Preisgekrönte Spielfilme von Tunesien bis Südafrika

Die international ausgezeichneten Filme, die das Kölner Programm präsentiert, geben Einblicke in das kreative Engagement, mit dem afrikanische Filmschaffende aktuelle Entwicklungen ihrer jeweiligen Gesellschaften – auch tabuisierte Themen – auf die Leinwand bringen. Als Beispiele seien genannt der Spielfilm ENTERRÉS von Francoise Ellong aus Kamerun. Ein Beleg, dass die Aufarbeitung von Kindesmißbrauch in kirchlichen Institutionen auch in Westafrika ansteht. Schauplatz des marokkanischen Spielfilms LES FEMMES DU PAVILLON J ist eine psychiatrische Anstalt, die einigen Frauen als Zufluchtsort dient, um familiären oder gesellschaftlichen Zwängen zu entkommen.

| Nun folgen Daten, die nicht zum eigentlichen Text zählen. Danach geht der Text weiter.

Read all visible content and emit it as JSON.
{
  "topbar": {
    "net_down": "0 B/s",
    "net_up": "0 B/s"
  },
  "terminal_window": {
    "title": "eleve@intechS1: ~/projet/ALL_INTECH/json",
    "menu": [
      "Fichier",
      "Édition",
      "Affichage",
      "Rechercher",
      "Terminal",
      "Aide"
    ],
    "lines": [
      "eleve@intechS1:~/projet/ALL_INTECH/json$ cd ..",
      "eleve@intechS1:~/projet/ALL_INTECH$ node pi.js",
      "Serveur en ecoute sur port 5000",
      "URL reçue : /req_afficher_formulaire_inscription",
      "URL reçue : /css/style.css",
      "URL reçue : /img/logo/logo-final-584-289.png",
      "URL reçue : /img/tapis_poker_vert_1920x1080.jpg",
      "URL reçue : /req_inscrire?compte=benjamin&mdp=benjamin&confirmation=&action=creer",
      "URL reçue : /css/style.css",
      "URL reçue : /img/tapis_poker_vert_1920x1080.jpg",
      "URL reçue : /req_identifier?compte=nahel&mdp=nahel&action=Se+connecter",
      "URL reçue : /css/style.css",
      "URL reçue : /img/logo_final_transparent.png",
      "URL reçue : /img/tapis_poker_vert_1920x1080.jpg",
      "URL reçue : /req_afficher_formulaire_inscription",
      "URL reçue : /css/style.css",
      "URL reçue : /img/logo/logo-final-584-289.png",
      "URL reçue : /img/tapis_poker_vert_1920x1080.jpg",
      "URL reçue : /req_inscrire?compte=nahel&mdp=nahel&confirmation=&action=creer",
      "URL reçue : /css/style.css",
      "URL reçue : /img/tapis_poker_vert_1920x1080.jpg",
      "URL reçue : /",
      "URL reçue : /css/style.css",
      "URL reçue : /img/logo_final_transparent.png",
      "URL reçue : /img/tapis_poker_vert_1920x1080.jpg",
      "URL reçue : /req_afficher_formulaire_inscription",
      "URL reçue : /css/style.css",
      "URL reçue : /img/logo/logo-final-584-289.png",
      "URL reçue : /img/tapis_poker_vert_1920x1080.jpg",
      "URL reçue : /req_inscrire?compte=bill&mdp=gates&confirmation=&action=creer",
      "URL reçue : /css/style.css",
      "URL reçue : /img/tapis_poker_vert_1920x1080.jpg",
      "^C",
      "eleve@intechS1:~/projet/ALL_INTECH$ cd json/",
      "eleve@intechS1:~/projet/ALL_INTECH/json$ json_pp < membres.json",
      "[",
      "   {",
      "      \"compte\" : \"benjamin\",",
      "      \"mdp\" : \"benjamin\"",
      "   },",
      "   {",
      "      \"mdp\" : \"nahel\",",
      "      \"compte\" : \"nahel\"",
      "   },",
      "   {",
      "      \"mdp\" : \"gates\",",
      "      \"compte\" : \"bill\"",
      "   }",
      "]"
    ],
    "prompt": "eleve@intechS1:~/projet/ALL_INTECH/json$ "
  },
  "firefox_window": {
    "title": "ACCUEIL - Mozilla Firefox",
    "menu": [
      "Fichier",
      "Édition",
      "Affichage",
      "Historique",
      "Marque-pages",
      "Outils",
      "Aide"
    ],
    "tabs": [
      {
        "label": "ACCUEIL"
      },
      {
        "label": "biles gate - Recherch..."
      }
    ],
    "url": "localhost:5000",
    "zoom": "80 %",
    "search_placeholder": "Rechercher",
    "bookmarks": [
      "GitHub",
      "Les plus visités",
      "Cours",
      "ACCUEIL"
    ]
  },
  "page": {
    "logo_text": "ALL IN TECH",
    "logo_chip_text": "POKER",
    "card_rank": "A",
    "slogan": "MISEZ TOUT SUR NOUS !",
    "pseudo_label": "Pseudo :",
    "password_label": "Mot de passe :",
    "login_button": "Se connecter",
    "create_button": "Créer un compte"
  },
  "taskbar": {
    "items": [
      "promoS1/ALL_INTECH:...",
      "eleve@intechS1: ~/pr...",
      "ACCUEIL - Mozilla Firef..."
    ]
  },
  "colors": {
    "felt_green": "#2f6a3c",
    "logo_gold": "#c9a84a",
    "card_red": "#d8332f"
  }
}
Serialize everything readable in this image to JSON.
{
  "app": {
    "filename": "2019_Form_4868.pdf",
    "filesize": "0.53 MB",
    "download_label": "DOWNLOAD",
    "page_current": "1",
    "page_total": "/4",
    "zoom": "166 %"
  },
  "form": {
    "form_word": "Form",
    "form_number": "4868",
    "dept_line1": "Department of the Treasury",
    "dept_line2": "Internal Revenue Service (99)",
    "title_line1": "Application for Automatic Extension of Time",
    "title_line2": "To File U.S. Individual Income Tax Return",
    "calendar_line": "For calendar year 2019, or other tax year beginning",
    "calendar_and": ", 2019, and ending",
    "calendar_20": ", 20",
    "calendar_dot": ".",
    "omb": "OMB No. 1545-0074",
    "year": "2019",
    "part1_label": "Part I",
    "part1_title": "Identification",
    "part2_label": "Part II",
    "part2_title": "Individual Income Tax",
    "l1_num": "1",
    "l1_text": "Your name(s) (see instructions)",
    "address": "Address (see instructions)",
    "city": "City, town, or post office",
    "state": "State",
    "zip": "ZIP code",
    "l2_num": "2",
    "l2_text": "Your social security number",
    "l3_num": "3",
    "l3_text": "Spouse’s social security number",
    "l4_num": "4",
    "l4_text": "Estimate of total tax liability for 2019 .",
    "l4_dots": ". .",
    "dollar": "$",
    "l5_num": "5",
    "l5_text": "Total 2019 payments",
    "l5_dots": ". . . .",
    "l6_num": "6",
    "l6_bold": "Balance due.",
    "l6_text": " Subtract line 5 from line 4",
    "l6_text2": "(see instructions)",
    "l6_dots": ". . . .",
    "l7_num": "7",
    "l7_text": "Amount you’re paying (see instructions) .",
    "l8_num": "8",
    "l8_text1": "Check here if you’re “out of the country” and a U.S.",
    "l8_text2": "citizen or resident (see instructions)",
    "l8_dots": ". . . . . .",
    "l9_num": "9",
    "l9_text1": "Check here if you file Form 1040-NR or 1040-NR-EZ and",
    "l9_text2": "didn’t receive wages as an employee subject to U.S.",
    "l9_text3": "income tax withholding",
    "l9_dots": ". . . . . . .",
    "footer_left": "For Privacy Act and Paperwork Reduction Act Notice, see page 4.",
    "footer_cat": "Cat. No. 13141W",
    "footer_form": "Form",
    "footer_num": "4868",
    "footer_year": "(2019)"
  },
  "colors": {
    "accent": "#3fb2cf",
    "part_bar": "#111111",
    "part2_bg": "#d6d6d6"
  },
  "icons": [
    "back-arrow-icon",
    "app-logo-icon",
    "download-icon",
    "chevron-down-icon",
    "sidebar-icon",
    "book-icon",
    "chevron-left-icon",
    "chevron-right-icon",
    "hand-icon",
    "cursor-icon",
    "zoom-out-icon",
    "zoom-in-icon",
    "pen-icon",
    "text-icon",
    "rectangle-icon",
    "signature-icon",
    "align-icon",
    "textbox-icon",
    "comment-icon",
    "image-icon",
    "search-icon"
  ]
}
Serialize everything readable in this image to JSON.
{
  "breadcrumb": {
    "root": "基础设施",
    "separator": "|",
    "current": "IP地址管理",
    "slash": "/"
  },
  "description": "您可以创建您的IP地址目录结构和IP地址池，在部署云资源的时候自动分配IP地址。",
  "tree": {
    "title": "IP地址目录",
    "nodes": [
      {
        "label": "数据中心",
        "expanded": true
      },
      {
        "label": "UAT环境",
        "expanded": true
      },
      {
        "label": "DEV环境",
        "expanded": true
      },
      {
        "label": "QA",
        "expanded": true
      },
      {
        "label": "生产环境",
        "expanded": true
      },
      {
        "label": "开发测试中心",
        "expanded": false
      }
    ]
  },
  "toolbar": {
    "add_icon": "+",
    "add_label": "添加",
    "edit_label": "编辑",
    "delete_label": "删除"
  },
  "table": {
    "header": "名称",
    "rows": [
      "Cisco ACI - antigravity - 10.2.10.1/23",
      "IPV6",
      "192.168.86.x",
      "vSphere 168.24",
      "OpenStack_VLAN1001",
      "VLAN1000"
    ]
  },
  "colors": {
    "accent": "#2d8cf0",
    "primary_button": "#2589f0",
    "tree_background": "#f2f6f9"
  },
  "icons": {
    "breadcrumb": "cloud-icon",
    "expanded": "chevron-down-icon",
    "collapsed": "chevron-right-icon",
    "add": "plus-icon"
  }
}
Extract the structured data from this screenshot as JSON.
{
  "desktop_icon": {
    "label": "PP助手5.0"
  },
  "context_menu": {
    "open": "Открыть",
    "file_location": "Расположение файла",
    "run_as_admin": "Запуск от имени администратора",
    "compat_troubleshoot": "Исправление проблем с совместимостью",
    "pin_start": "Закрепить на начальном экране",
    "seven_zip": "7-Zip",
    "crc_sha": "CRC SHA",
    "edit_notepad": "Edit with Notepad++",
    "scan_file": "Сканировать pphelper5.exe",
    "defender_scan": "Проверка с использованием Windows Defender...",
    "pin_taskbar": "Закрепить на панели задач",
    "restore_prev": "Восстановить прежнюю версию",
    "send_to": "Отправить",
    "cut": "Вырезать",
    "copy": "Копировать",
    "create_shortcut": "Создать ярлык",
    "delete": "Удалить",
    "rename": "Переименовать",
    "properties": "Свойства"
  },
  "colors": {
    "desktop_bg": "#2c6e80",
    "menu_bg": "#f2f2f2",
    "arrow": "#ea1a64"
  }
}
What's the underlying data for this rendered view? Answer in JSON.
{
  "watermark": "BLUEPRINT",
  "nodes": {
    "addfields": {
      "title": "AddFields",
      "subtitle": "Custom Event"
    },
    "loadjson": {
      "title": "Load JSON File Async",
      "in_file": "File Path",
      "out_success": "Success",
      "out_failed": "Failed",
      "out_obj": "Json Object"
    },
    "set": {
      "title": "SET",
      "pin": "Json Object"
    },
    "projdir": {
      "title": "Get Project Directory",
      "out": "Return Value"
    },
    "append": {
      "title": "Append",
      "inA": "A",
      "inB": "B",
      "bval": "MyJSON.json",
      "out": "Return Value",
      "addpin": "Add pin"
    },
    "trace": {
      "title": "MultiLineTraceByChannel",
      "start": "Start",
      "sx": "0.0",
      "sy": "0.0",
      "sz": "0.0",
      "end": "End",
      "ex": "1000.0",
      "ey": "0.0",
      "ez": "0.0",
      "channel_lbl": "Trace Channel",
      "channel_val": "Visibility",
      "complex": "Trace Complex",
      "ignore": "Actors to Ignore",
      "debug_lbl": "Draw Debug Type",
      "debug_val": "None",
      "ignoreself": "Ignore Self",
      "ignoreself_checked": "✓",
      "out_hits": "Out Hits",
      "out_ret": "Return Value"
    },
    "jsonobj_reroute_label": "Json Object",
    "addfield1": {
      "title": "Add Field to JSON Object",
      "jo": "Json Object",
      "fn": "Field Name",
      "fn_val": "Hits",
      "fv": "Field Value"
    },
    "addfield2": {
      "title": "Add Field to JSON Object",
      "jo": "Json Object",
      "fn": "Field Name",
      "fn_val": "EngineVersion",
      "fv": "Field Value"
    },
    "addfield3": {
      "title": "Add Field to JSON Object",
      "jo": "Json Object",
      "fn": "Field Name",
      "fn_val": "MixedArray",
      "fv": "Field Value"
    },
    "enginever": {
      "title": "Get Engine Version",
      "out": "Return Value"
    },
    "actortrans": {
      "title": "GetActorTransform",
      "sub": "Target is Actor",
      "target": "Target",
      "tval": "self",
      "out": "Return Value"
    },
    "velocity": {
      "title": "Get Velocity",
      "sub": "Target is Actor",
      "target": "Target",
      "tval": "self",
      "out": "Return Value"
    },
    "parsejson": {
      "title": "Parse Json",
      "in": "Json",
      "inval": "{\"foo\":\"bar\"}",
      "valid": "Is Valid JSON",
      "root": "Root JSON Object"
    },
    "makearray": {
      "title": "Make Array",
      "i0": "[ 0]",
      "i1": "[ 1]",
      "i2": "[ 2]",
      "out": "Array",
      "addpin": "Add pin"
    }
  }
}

Aktuelle Dokumentarfilme Mehrere aktuelle Dokumentationen zeigen Facetten der antikolonialen Bewegung und Einblicke in revolutionäre Epochen der afrikanischen Geschichte. Dazu gibt es den Film SUR LES TRACES DE FRANTZ FANON, eine Dokumentation auf den Spuren des wichtigsten Theoretikers der antikolonialen Bewegung in Algerien und Frankreich. Weitere Filme aus Niger, Trinidad, Äthiopien und Kenia dokumentieren diese Zeit. Gleich drei Filme thematisieren Probleme, die sich aus dem Zusammenleben mit Chinesen in afrikanischen Ländern ergeben (BUDDHA IN AFRIKA, DAYS OF CANNIBALISM und THE ORPHANAGE). Die gravierenden Folgen der Gier nach Rohstoffen dokumentiert PAS D’OR POUR KALSAKA von Michael Zongo aus Burkina Faso am Beispiel einer Goldmine. Bei einer Exkursion mit dem Filmemacher und weiteren Festivalgästen ins rheinische Braunkohlenrevier werden Gemeinsamkeiten im Kampf gegen den globalen Klimawandel zur Diskussion. Weitere Filme kommen aus Niger, Angola, Nigeria und Äthiopien

African Shorts Es gehört inzwischen zur Festival-Tradition, an den Wochenenden in den Spätvorstellungen neue Kurzfilme vorzustellen. Zwei Kurzfilmnächte sind aktuellen Produktionen aus der weltweiten Diaspora gewidmet. Dieses Programm wurde von Nancy Mac Granaky-Quaye (Filmemacherin aus Köln) und Abel Michael (Filmemacher aus Köln) kuratiert. Beide sind in der Black Lives Matter-Bewegung engagiert.

Schulvorstellungen und Workshops

Angeboten werden Schulvorführungen und Workshops zu aktuellen Themen wie Rassismus und Klimawandel.

Begleitprogramm

Live-Musik von Kokou Nangaan und Band eröffnet das Festival. Im Foyer des Filmforums werden Bücher und DVDs werden sowie afrikanische Fingerfood angeboten.

Nachspiele 2021 bundesweit

Das Afrika Film Festival Köln ist das größte seiner Art in Deutschland und wird mitgetragen von zahlreichen Initiativen und Institutionen, die mit FilmInitiativ Köln e.V. kooperieren. Ausgewählte Festivalfilme werden in Anwesenheit der Regisseur*innen in Bonn, Münster, Wuppertal, Boitzenburg, Nürnberg und Stuttgart nachgespielt.